The image is vivid of itself, but it also quietly meshes with (and thus reinforces) other austerity metaphors and narrative elements, via the overarching metaphor of THE NATION IS A PERSON/HOUSEHOLD:
- someone in debt is ‘broke’, so therefore the nation is broke.
- personal debt is very dangerous and usually the main priority, therefore national debt is very dangerous and our main priority.
- personal debt can be the result of overspending, and so government spending is to blame, including big government is bad and this is Labour’s mess.
- a household mess is something that needs cleaning up, so we need good housekeeping.
- if people are in debt, and likewise the country is in debt, then we are all in this together.
It’s this kind of tight mapping that’s necessary for a strong narrative. Whilst I think the NEF report failed in this, I’ve nonetheless used their conclusions as a starting point for an ‘economic violence’ metaphor structure. So here’s my suggestion: frame the economy as a body, and the cuts as an attack on that body.
- CUTS HAVE BLED US DRY – they have been violent both figuratively in terms of their speed and extent, but also literally in terms of the physical and emotional violence on individuals.
- THE ECONOMY IS STAGGERING – we’re not ‘treading water’, we’re slow and staggering because of pain and weakness.
- THE ECONOMY IS A VULNERABLE BODY – exploited and manipulated by bankers, unscrupulous employers and the government. This metaphor also links into the real physical effects of the cuts on vulnerable people. Instead of the unstable, easily manipulated economy being framed as a casino, frame it as a weakened body pushed around by the rich.
- AGGRESSORS – the government and banks are the primary aggressors. It was the banks who first knocked us down, and then the government set upon us.
- DON’T TRUST THE CONSERVATIVES – they tricked the staggering, vulnerable country with promises to protect the NHS and improve the economy, only to do what they had always intended to do. The Tories have shown they are back-stabbers.
- MEDICAL TREATMENT – we can give medical treatment to the economy (another handy NHS blend). We can restore its life blood, patch up its wounds and provide injections of investment. Wealth redistribution could even be framed as blood transfusion. The country will nonetheless take time to heal.

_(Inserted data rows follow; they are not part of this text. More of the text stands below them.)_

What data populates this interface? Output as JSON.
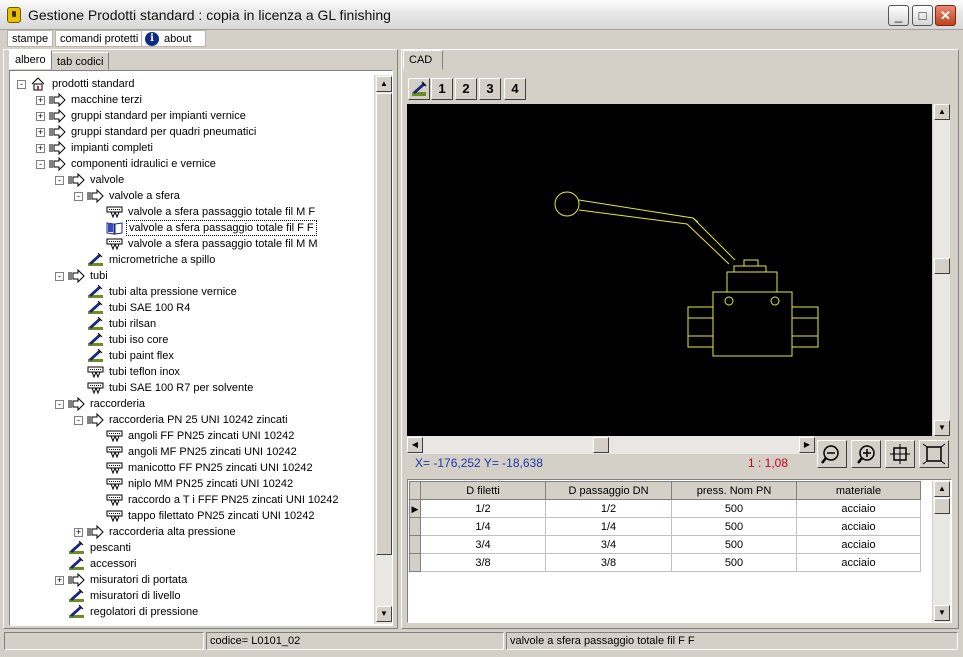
{
  "window": {
    "title": "Gestione Prodotti standard : copia in licenza a GL finishing",
    "minimize": "_",
    "maximize": "□",
    "close": "✕"
  },
  "menu": {
    "stampe": "stampe",
    "comandi": "comandi protetti",
    "about": "about",
    "about_icon": "i"
  },
  "left_tabs": {
    "albero": "albero",
    "tab_codici": "tab  codici"
  },
  "right_tab": "CAD",
  "tree": [
    {
      "label": "prodotti standard",
      "level": 0,
      "expander": "-",
      "icon": "home-icon"
    },
    {
      "label": "macchine terzi",
      "level": 1,
      "expander": "+",
      "icon": "group-arrow-icon"
    },
    {
      "label": "gruppi standard per impianti vernice",
      "level": 1,
      "expander": "+",
      "icon": "group-arrow-icon"
    },
    {
      "label": "gruppi standard per quadri pneumatici",
      "level": 1,
      "expander": "+",
      "icon": "group-arrow-icon"
    },
    {
      "label": "impianti completi",
      "level": 1,
      "expander": "+",
      "icon": "group-arrow-icon"
    },
    {
      "label": "componenti idraulici e vernice",
      "level": 1,
      "expander": "-",
      "icon": "group-arrow-icon"
    },
    {
      "label": "valvole",
      "level": 2,
      "expander": "-",
      "icon": "group-arrow-icon"
    },
    {
      "label": "valvole a sfera",
      "level": 3,
      "expander": "-",
      "icon": "group-arrow-icon"
    },
    {
      "label": "valvole a sfera passaggio totale  fil M F",
      "level": 4,
      "expander": "",
      "icon": "part-icon"
    },
    {
      "label": "valvole a sfera passaggio totale  fil F F",
      "level": 4,
      "expander": "",
      "icon": "book-icon",
      "selected": true
    },
    {
      "label": "valvole a sfera passaggio totale  fil M M",
      "level": 4,
      "expander": "",
      "icon": "part-icon"
    },
    {
      "label": "micrometriche a spillo",
      "level": 3,
      "expander": "",
      "icon": "drawing-icon"
    },
    {
      "label": "tubi",
      "level": 2,
      "expander": "-",
      "icon": "group-arrow-icon"
    },
    {
      "label": "tubi alta pressione vernice",
      "level": 3,
      "expander": "",
      "icon": "drawing-icon"
    },
    {
      "label": "tubi SAE 100 R4",
      "level": 3,
      "expander": "",
      "icon": "drawing-icon"
    },
    {
      "label": "tubi rilsan",
      "level": 3,
      "expander": "",
      "icon": "drawing-icon"
    },
    {
      "label": "tubi iso core",
      "level": 3,
      "expander": "",
      "icon": "drawing-icon"
    },
    {
      "label": "tubi paint flex",
      "level": 3,
      "expander": "",
      "icon": "drawing-icon"
    },
    {
      "label": "tubi teflon inox",
      "level": 3,
      "expander": "",
      "icon": "part-icon"
    },
    {
      "label": "tubi SAE 100 R7 per solvente",
      "level": 3,
      "expander": "",
      "icon": "part-icon"
    },
    {
      "label": "raccorderia",
      "level": 2,
      "expander": "-",
      "icon": "group-arrow-icon"
    },
    {
      "label": "raccorderia PN 25 UNI 10242 zincati",
      "level": 3,
      "expander": "-",
      "icon": "group-arrow-icon"
    },
    {
      "label": "angoli FF PN25 zincati UNI 10242",
      "level": 4,
      "expander": "",
      "icon": "part-icon"
    },
    {
      "label": "angoli MF PN25 zincati UNI 10242",
      "level": 4,
      "expander": "",
      "icon": "part-icon"
    },
    {
      "label": "manicotto FF PN25 zincati UNI 10242",
      "level": 4,
      "expander": "",
      "icon": "part-icon"
    },
    {
      "label": "niplo MM  PN25 zincati UNI 10242",
      "level": 4,
      "expander": "",
      "icon": "part-icon"
    },
    {
      "label": "raccordo a T i FFF PN25 zincati UNI 10242",
      "level": 4,
      "expander": "",
      "icon": "part-icon"
    },
    {
      "label": "tappo filettato  PN25 zincati UNI 10242",
      "level": 4,
      "expander": "",
      "icon": "part-icon"
    },
    {
      "label": "raccorderia alta pressione",
      "level": 3,
      "expander": "+",
      "icon": "group-arrow-icon"
    },
    {
      "label": "pescanti",
      "level": 2,
      "expander": "",
      "icon": "drawing-icon"
    },
    {
      "label": "accessori",
      "level": 2,
      "expander": "",
      "icon": "drawing-icon"
    },
    {
      "label": "misuratori di portata",
      "level": 2,
      "expander": "+",
      "icon": "group-arrow-icon"
    },
    {
      "label": "misuratori di livello",
      "level": 2,
      "expander": "",
      "icon": "drawing-icon"
    },
    {
      "label": "regolatori di pressione",
      "level": 2,
      "expander": "",
      "icon": "drawing-icon"
    }
  ],
  "cad_toolbar": {
    "b1": "1",
    "b2": "2",
    "b3": "3",
    "b4": "4"
  },
  "cad": {
    "coords": "X= -176,252   Y= -18,638",
    "scale": "1 : 1,08",
    "line_color": "#e8e838"
  },
  "table": {
    "columns": [
      "D filetti",
      "D passaggio DN",
      "press. Nom PN",
      "materiale"
    ],
    "rows": [
      [
        "1/2",
        "1/2",
        "500",
        "acciaio"
      ],
      [
        "1/4",
        "1/4",
        "500",
        "acciaio"
      ],
      [
        "3/4",
        "3/4",
        "500",
        "acciaio"
      ],
      [
        "3/8",
        "3/8",
        "500",
        "acciaio"
      ]
    ],
    "current_row": 0
  },
  "status": {
    "codice": "codice= L0101_02",
    "descrizione": "valvole a sfera passaggio totale  fil F F"
  }
}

Just to be clear, these aren’t suggested stock phrases, but metaphors for structuring arguments. You’re unlikely to hear Cameron say “The economy is like a household, therefore …”, but you will hear arguments which presuppose the whole nation-as-household frame: e.g. “the nation has maxed out its credit card”.
Of course, reframing narratives alone won’t end the cuts, and the ethical and logical elements of anti-cuts arguments remain very important. But to move beyond defensive manoeuvres and form a powerful response to the cuts, these need to be carried within a consistent, vivid and emotionally engaging narrative.
Nice work. We are a story telling animal. Narrative is important to I us and helps arguments sink in by putting them in easy to understand non technical terms.
You’re right, and I think this is something conservatives and the rightwing media has come to understand much quicker than the left has. I can understand people’s hesitation – stories and metaphors *can* be used for sensationalism and obscuring facts, but they really don’t have to be. Once you start looking for them, you realise our everyday talk is FULL of stories and metaphors! It’s just a matter of focusing them, and not being afraid of bringing emotional images into a discussion, as long as you’re still backed up by ethical intentions and solid arguments.